Oh! While we're talking about courtesy or lack thereof whilst driving in Albany... DOUBLE PARKING! More specifically, double parking in the lane of traffic (one lane, both directions) while a PERFECTLY GOOD parking spot is just to your right. /endrant. ;)

Noodle on this:

"ยง 1152. Crossing at other than crosswalks. (a) Every pedestrian crossing a roadway at any point other than within a marked crosswalk or within an unmarked crosswalk at an intersection shall yield the right of way to all vehicles upon the roadway."

What is an "unmarked crosswalk" Vehicle and traffic law doesn't define it.

The courtesy does need to be two way. Don't step into a crosswalk expecting me to stop when a) I am moving at 30mph and am 6 feet from the crosswalk (Newton won't let me stop in time) b) the light is in my favour and the traffic is heavy (see previous posters comment about getting rammed from behind). Having the right of way does not relieve you of the responsibility for causing an accident. And c) without looking at the very least.

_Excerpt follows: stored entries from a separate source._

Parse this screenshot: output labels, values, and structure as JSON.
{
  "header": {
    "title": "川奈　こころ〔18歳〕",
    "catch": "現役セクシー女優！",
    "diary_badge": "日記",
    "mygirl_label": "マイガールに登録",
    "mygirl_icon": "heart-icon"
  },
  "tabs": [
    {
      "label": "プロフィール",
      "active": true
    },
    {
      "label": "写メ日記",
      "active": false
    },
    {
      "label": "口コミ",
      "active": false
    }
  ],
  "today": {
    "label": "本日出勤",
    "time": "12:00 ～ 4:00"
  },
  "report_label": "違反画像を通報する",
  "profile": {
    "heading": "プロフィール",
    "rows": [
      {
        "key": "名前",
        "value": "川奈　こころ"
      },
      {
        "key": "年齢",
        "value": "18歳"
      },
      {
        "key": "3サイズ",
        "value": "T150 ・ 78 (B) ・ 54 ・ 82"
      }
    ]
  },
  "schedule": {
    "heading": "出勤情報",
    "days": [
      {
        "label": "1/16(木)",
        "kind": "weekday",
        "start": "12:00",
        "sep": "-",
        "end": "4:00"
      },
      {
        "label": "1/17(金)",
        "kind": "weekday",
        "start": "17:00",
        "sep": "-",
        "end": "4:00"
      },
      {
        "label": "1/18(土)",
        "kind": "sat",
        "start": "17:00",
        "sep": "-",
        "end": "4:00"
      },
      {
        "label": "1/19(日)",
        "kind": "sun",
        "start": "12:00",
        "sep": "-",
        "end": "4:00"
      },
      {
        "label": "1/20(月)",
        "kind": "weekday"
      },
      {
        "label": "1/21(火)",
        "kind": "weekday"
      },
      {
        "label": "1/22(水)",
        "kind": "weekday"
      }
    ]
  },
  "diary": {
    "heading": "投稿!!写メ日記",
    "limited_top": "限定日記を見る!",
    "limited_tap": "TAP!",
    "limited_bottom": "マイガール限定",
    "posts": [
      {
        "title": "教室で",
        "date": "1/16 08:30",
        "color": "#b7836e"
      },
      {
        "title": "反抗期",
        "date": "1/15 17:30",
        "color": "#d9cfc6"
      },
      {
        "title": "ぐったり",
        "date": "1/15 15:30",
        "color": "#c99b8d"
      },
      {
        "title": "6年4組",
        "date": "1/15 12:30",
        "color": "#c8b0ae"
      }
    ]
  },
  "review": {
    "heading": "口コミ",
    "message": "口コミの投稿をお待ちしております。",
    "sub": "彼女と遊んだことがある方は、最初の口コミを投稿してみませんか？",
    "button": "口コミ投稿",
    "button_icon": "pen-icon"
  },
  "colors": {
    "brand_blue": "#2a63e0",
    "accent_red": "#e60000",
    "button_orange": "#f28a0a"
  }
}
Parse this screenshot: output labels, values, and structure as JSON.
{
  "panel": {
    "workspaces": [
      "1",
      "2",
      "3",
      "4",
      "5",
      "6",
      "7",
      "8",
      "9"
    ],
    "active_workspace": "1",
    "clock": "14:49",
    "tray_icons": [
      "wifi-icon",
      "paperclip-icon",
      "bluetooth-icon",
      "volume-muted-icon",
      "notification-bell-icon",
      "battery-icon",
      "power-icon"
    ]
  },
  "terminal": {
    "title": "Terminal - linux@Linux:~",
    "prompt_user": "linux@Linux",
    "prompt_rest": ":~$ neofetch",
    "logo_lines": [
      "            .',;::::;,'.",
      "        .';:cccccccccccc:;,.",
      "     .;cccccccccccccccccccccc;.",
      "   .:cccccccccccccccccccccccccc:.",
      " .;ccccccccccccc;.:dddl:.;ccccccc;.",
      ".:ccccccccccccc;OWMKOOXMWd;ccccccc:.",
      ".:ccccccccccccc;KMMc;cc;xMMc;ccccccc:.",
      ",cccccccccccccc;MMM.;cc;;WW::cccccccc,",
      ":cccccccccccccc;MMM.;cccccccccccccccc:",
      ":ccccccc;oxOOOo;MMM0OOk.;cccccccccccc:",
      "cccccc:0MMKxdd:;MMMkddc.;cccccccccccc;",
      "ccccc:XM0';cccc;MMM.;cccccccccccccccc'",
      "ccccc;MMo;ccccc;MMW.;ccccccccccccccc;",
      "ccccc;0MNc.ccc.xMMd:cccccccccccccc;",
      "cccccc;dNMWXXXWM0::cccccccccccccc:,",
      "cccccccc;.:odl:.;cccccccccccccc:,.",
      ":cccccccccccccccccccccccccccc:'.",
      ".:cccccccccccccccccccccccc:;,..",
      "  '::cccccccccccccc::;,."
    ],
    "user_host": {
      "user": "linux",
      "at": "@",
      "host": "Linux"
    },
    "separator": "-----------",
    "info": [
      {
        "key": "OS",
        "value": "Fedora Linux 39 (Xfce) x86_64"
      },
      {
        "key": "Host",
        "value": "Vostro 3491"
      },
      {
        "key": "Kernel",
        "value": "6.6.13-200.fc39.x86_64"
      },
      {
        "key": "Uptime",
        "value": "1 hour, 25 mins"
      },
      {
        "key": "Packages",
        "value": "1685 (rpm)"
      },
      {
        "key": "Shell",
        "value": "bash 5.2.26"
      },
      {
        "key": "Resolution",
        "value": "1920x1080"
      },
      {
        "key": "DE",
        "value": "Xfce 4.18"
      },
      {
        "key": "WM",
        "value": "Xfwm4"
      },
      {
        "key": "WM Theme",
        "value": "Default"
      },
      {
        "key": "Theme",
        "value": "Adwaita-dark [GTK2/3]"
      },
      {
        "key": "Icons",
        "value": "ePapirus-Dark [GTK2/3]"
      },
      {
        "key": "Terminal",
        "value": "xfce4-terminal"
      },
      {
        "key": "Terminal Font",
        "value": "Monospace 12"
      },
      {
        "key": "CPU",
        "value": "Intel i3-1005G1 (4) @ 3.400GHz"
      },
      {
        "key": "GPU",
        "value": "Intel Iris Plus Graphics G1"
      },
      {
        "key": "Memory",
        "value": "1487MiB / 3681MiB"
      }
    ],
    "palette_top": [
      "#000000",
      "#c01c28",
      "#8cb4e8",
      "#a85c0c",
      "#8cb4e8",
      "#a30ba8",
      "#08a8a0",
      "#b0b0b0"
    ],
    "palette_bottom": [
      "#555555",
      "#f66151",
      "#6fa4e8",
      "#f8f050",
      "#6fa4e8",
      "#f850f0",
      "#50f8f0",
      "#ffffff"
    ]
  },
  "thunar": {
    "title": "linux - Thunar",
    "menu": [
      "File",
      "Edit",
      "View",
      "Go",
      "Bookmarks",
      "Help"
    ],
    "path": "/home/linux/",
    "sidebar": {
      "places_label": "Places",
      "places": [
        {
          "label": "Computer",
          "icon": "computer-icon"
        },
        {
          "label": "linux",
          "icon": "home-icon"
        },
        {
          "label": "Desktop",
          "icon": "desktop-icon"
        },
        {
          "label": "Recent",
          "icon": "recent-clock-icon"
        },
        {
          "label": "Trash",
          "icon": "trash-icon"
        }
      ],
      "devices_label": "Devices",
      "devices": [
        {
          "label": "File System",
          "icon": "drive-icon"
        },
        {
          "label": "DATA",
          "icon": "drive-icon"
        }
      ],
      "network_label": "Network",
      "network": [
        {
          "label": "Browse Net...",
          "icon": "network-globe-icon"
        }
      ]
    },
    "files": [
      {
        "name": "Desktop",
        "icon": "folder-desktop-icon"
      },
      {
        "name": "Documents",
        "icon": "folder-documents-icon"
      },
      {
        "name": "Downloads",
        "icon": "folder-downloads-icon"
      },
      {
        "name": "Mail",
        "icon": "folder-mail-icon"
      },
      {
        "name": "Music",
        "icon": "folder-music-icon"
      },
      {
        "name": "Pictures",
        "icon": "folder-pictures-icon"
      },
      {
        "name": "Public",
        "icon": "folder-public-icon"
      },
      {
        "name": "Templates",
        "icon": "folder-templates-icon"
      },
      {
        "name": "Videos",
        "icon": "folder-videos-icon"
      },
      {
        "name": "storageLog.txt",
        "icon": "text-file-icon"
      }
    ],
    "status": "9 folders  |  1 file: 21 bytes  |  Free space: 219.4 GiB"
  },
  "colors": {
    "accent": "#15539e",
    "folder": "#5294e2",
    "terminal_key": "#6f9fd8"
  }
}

I drive in Mass, where pedestrians seem to have the right of way no matter where they cross, expecting traffic to stop as soon as they put a foot in the street, often leading to near gridlock in a busy city.

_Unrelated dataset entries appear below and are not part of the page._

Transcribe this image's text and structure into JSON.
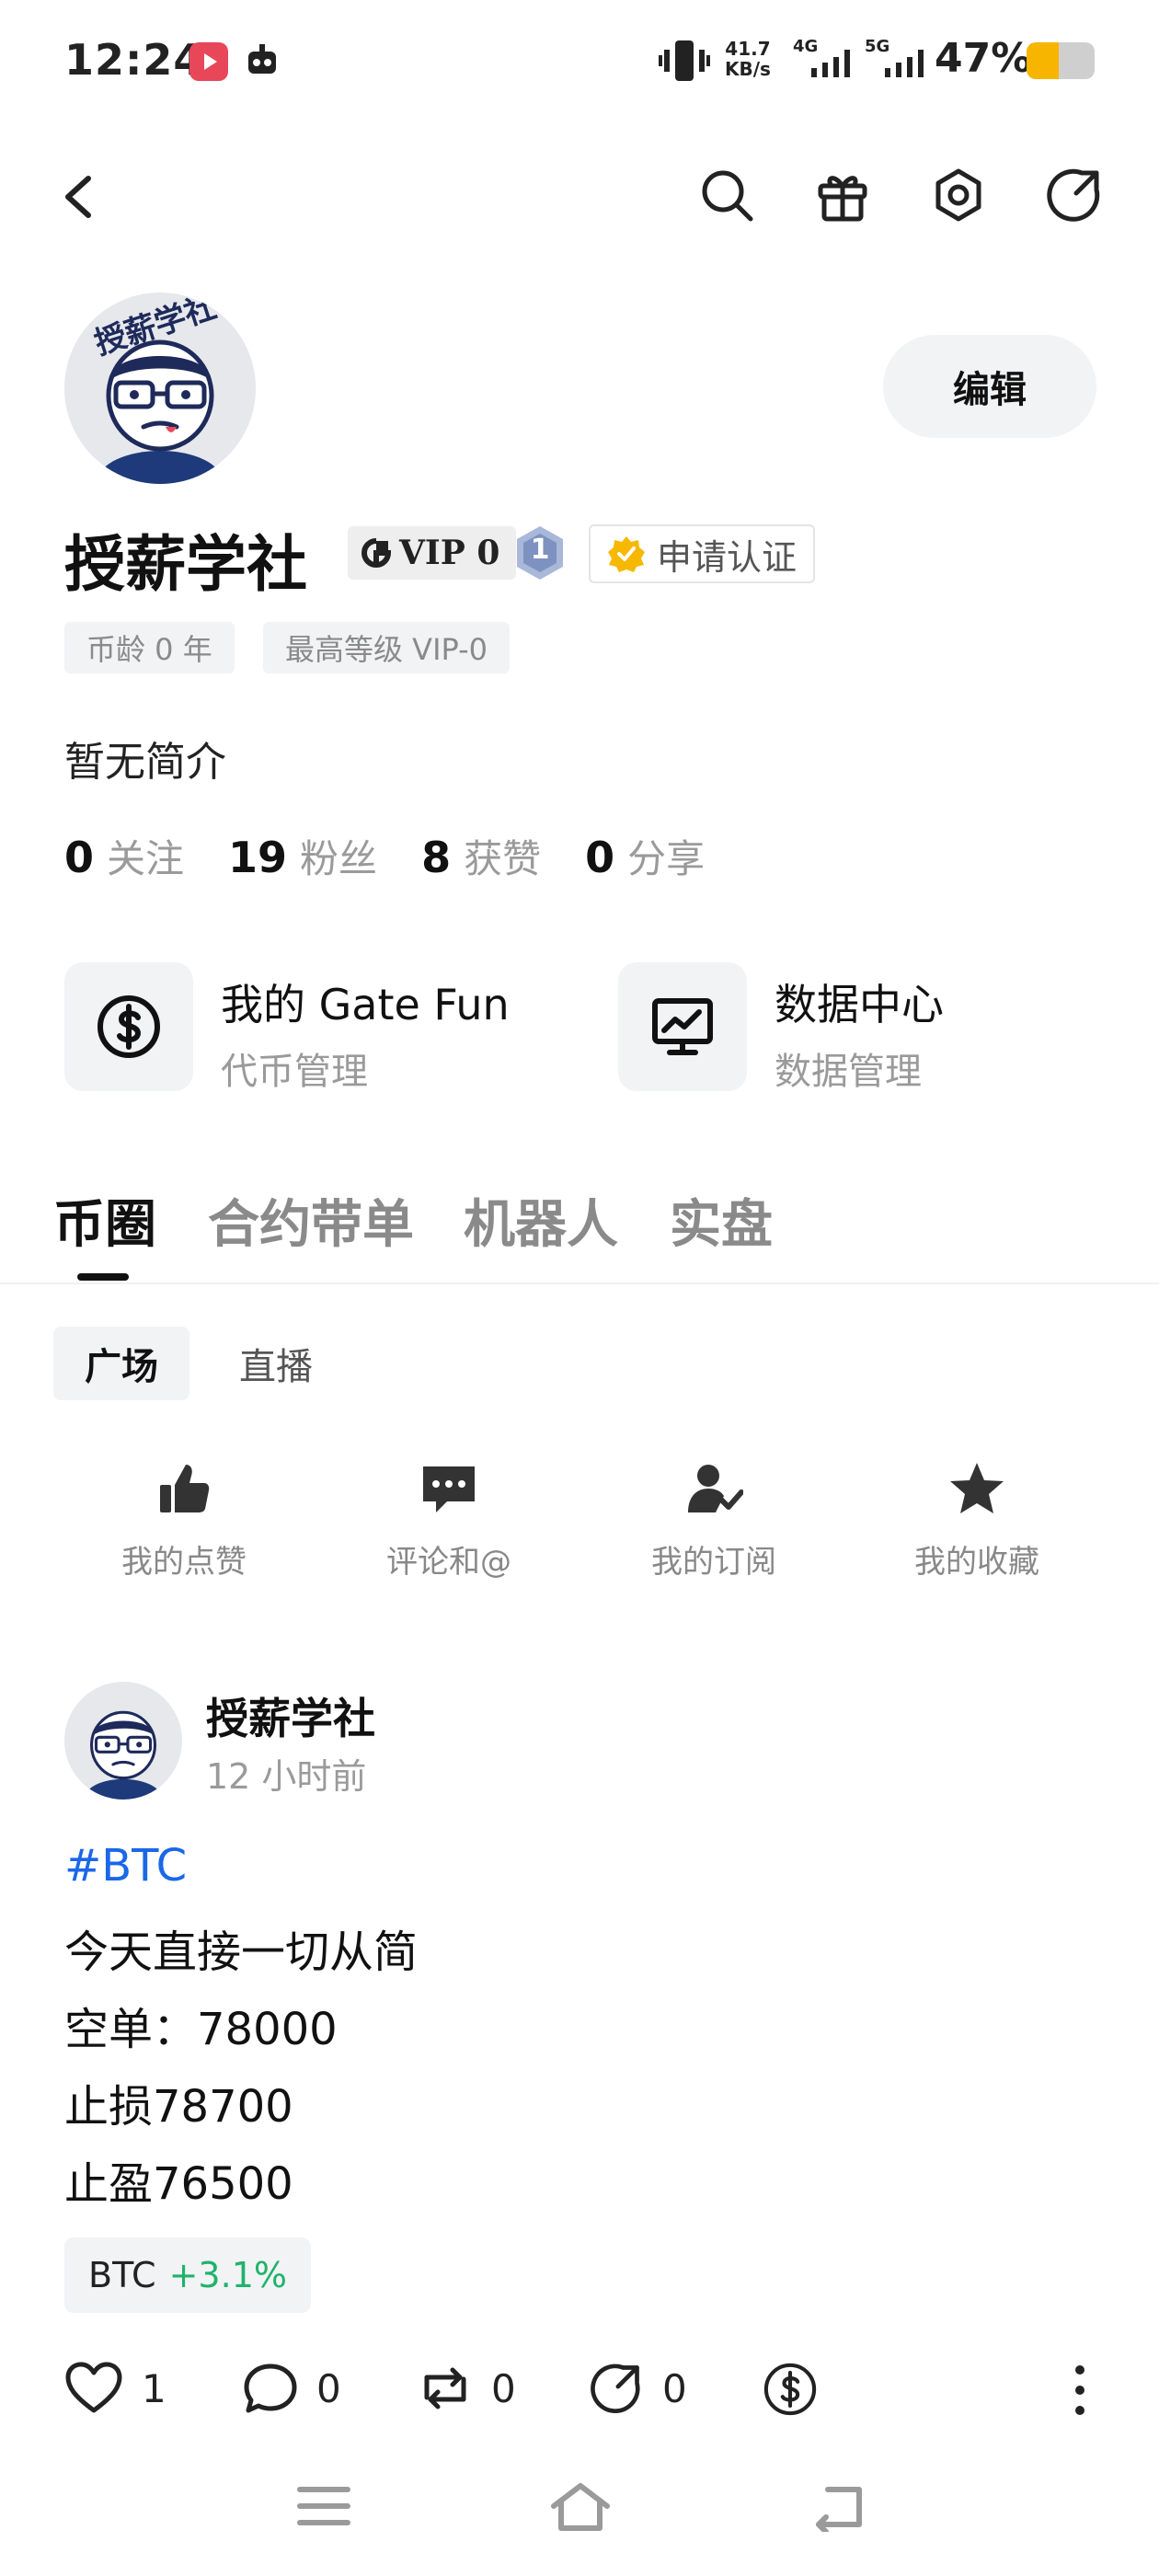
{
  "status_bar": {
    "time": "12:24",
    "net_speed": "41.7",
    "net_unit": "KB/s",
    "net_4g": "4G",
    "net_5g": "5G",
    "battery_percent": "47%",
    "battery_level": 0.47,
    "battery_color": "#f7b500"
  },
  "header": {
    "back_icon": "back-arrow-icon",
    "actions": [
      "search-icon",
      "gift-icon",
      "settings-icon",
      "share-icon"
    ]
  },
  "profile": {
    "avatar_text": "授薪学社",
    "edit_label": "编辑",
    "name": "授薪学社",
    "vip_label": "VIP 0",
    "level_badge": "1",
    "verify_label": "申请认证",
    "chips": [
      "币龄 0 年",
      "最高等级 VIP-0"
    ],
    "bio": "暂无简介",
    "stats": [
      {
        "count": "0",
        "label": "关注"
      },
      {
        "count": "19",
        "label": "粉丝"
      },
      {
        "count": "8",
        "label": "获赞"
      },
      {
        "count": "0",
        "label": "分享"
      }
    ]
  },
  "feature_cards": [
    {
      "title": "我的 Gate Fun",
      "subtitle": "代币管理",
      "icon": "dollar-coin-icon"
    },
    {
      "title": "数据中心",
      "subtitle": "数据管理",
      "icon": "chart-monitor-icon"
    }
  ],
  "tabs": [
    "币圈",
    "合约带单",
    "机器人",
    "实盘"
  ],
  "active_tab": "币圈",
  "sub_tabs": [
    "广场",
    "直播"
  ],
  "active_sub_tab": "广场",
  "quick_actions": [
    {
      "label": "我的点赞",
      "icon": "thumbs-up-icon"
    },
    {
      "label": "评论和@",
      "icon": "comment-icon"
    },
    {
      "label": "我的订阅",
      "icon": "subscribe-icon"
    },
    {
      "label": "我的收藏",
      "icon": "star-icon"
    }
  ],
  "post": {
    "author": "授薪学社",
    "time": "12 小时前",
    "hashtag": "#BTC",
    "lines": [
      "今天直接一切从简",
      "空单：78000",
      "止损78700",
      "止盈76500"
    ],
    "coin_symbol": "BTC",
    "coin_change": "+3.1%",
    "coin_change_color": "#20b26c",
    "likes": "1",
    "comments": "0",
    "reposts": "0",
    "shares": "0"
  },
  "nav_bar": [
    "menu-icon",
    "home-icon",
    "back-icon"
  ]
}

I also drive in NYC, where pedestrians understand that they are one of the users of the roadway and wait for the light to turn.

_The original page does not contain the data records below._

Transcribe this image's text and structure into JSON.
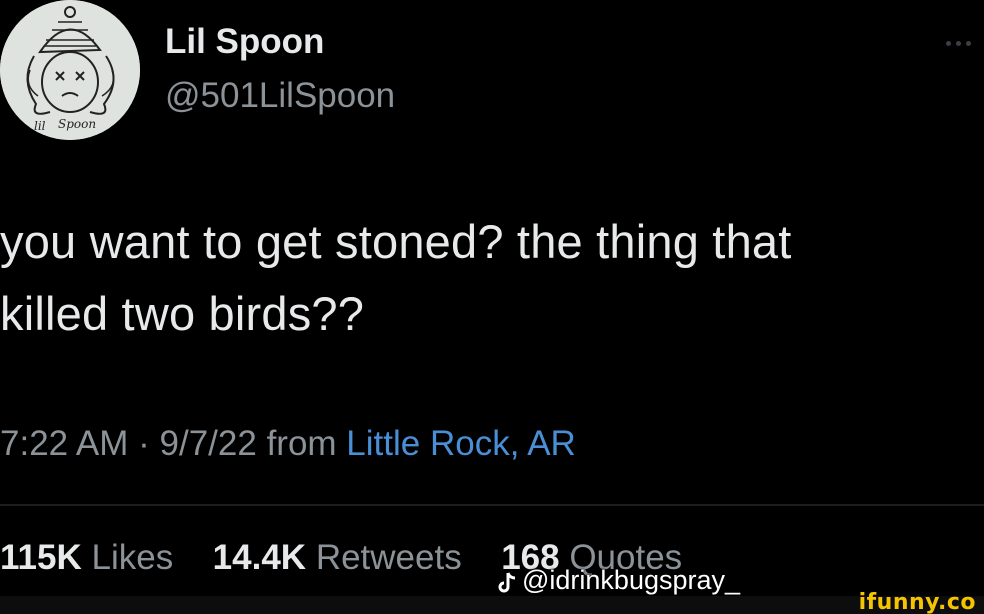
{
  "author": {
    "display_name": "Lil Spoon",
    "handle": "@501LilSpoon",
    "avatar_caption": "lil Spoon"
  },
  "tweet": {
    "text": "you want to get stoned? the thing that\nkilled two birds??",
    "time": "7:22 AM",
    "separator": " · ",
    "date": "9/7/22",
    "from_label": " from ",
    "location": "Little Rock, AR"
  },
  "stats": {
    "likes_count": "115K",
    "likes_label": "Likes",
    "retweets_count": "14.4K",
    "retweets_label": "Retweets",
    "quotes_count": "168",
    "quotes_label": "Quotes"
  },
  "watermarks": {
    "tiktok_handle": "@idrinkbugspray_",
    "ifunny": "ifunny.co"
  },
  "colors": {
    "background": "#000000",
    "text_primary": "#e7e9ea",
    "text_secondary": "#8b9298",
    "link": "#4a8fd6",
    "ifunny_yellow": "#f5c400"
  },
  "icons": {
    "more": "more-dots-icon",
    "tiktok": "tiktok-icon"
  }
}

Don't forget most drivers are also, at some point in the day, also pedestrians.

And don't get me started on the courtesy of a small number of drivers that ignore emergency vehicles. Or deliberately block us. Dumb. Just dumb.

"I don't have to do the right thing, because other people don't do the right thing." Our society sucks sometimes.

Here's what it should be: Whoever is exerting the most effort has the right of way. That's not you (or me) in your air-conditioned comfortmobile.

As a person who lives off of Hoosick in Troy its like watching real lifeFrogger because generally no one uses the cross walks - so all that money and effort they put into making it more "safe" was worthless to begin with.

Whenever I cross city streets, I walk defensively. That is, I assume the car coming towards me is totally unaware of my existence and it ready to plow me over if I step into the street. Even in a crosswalk.

Let's just face the physics: Cars have the weight and speed advantage over humans. Laws or no laws.

@bob - face it, the laws of physics trump the laws of man every time. And the corollary: You cannot establish mathematical truth by legislative fiat. Aka, you cannot legislate Pi to 3, no matter how hard you want to.

I found the Churchill-Stewart mini-study and Churchill's explanation of the Portland study interesting because to me, the scariest part about being a pedestrian is *not crossing where the cars are going straight (generally, even if I'm at a marked crosswalk with no signal, I will not attempt to cross until I estimate that I have enough time to safely cross without getting hit by the traffic). The scariest part of crossing the streets is actually *turning cars that do not bother to yield to pedestrians in the cross walk. It's the failure to yield on the part of those drivers that I think should be the focus of stepped up enforcement.

@komradebob - funny you compare your experiences driving in Massachusetts vs. NYC. NYC has a high pedestrian crash rate, which has inspired the Vision Zero campaign. On the other hand, Massachusetts, or more specifically Boston, has a much lower rate.

@komradebob - The Mass vehicle code doesn't say anything about courtesy, it just says that vehicles yield to pedestrians in crosswalks, no ifs, ands, or buts. I've looked. Other states have some caveats and quid-pro-quos, but not Massachusetts.

I think it also says that if you try to claim the Newton exemption, that you are "traveling too fast for conditions". I.e., if you can't see the pedestrian until it is too late to stop, that's (legally) your problem. That is, Newton is your problem to manage, and if you don't, then you're not a responsible driver.